Box Score: Lakers 85, Thunder 100
Offensive Efficiency: Lakers 81.7, Thunder 96.2
True Shooting %: Lakers 51.2%, Thunder 60.6%

THE GOOD
The Lakers came out with a concerted effort on the defensive end of the floor, rotating well and defending the pick and roll as good as I’ve seen them in the last few seasons. Guards were fighting through screens while bigs were hedging and recovering back to their men before Russell Westbrook could turn the corner or hit the cutting big. Westbrook struggled early, shooting three-for-eight in the first half with the credit going to the team working together as a cohesive unit instead of allowing Derek Fisher and Steve Blake to try and defend them on an island. Also, the Lakers were ending their defensive possessions with rebounds, not giving up second chance points (only two in the first half). On the offensive end, they had some nice moments with Kobe playing off the ball, but didn’t really put in an effort to maintain that strategy (more on this later).

THE BAD
It looked as if the Lakers were going into the half with all the momentum, they were on a 7-1 run before Russell Westbrook knocked down a three pointer with eight-tenths of a second left to play. On the ensuing inbound, Andrew Bynum carelessly threw it in to Kevin Durant, who knocked down a jumper on the baseline as the time expired. Five points in .08 seconds gave the Thunder the lead and a huge momentum boost aided by the ruckus crowd. The third quarter saw the Thunder getting out on the run as the Lakers turned the ball over and missed four three-pointers, which led to long rebounds and open floor for the spry Thunder legs. Also, they had no answer for Kevin Durant for much of the game. Durant finished with 33 points on 54 percent shooting and six assists, and four rebounds.

THE MISSED SHOTS
The Lakers missed a lot of shots, and a lot of them that didn’t need to be taken.
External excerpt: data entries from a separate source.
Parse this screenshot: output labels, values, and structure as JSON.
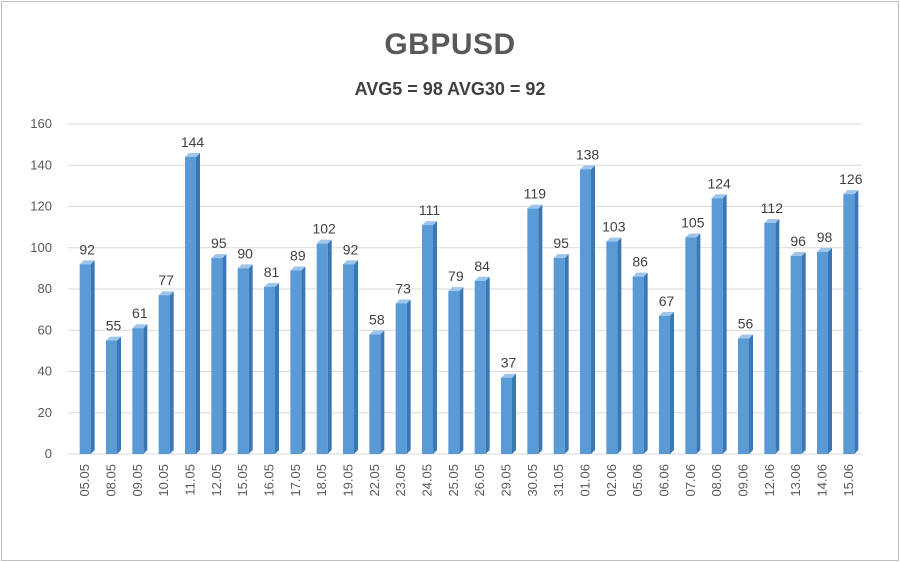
{
  "chart_data": {
    "type": "bar",
    "title": "GBPUSD",
    "subtitle": "AVG5 = 98 AVG30 = 92",
    "categories": [
      "05.05",
      "08.05",
      "09.05",
      "10.05",
      "11.05",
      "12.05",
      "15.05",
      "16.05",
      "17.05",
      "18.05",
      "19.05",
      "22.05",
      "23.05",
      "24.05",
      "25.05",
      "26.05",
      "29.05",
      "30.05",
      "31.05",
      "01.06",
      "02.06",
      "05.06",
      "06.06",
      "07.06",
      "08.06",
      "09.06",
      "12.06",
      "13.06",
      "14.06",
      "15.06"
    ],
    "values": [
      92,
      55,
      61,
      77,
      144,
      95,
      90,
      81,
      89,
      102,
      92,
      58,
      73,
      111,
      79,
      84,
      37,
      119,
      95,
      138,
      103,
      86,
      67,
      105,
      124,
      56,
      112,
      96,
      98,
      126
    ],
    "ylim": [
      0,
      160
    ],
    "yticks": [
      0,
      20,
      40,
      60,
      80,
      100,
      120,
      140,
      160
    ],
    "grid": true,
    "colors": {
      "bar_front": "#5b9bd5",
      "bar_side": "#3a78b5",
      "bar_top": "#9fc5ea",
      "grid": "#d9d9d9",
      "axis_text": "#595959"
    }
  }
}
For the second straight night, Kobe took some ill-advised shots. Tonight, Bean shot seven-for-24, with a lot of those shots being off of contested jumpers and shots off the dribble. Kobe looked his best, as he has for much of the season, catching and shooting off of curls and screens or driving to the basket and finishing around the rim. Kobe had a little success on coming off the ball early in the first, but went away from trusting other ball handlers and took it upon himself to create his own shot. Granted, there were at least three possessions that saw Kobe with his head up looking for a teammate with no one else on the offense moving — forcing him to throw up a jump shot. But for the most part, Kobe was trying to force the issue himself, and it’s a huge reason why the Lakers struggled so much in the 2nd half. Kobe wasn’t the only one who struggled to shoot the ball, though. Andrew Bynum’s legs looked dead from the start of this game. He had a lot of good looks, but he didn’t have any lift on those little jump hooks he hit regularly against Dallas just a night ago. All in all, the Lakers just didn’t shoot the ball well. They weren’t horrible on the defensive end, per se, but their inability to put the ball through the hoop really took some of the wind out of their intensity of that end of the ball.

The Lakers will go into the All-Star break with a 20-14 record and 2nd in the Pacific Division.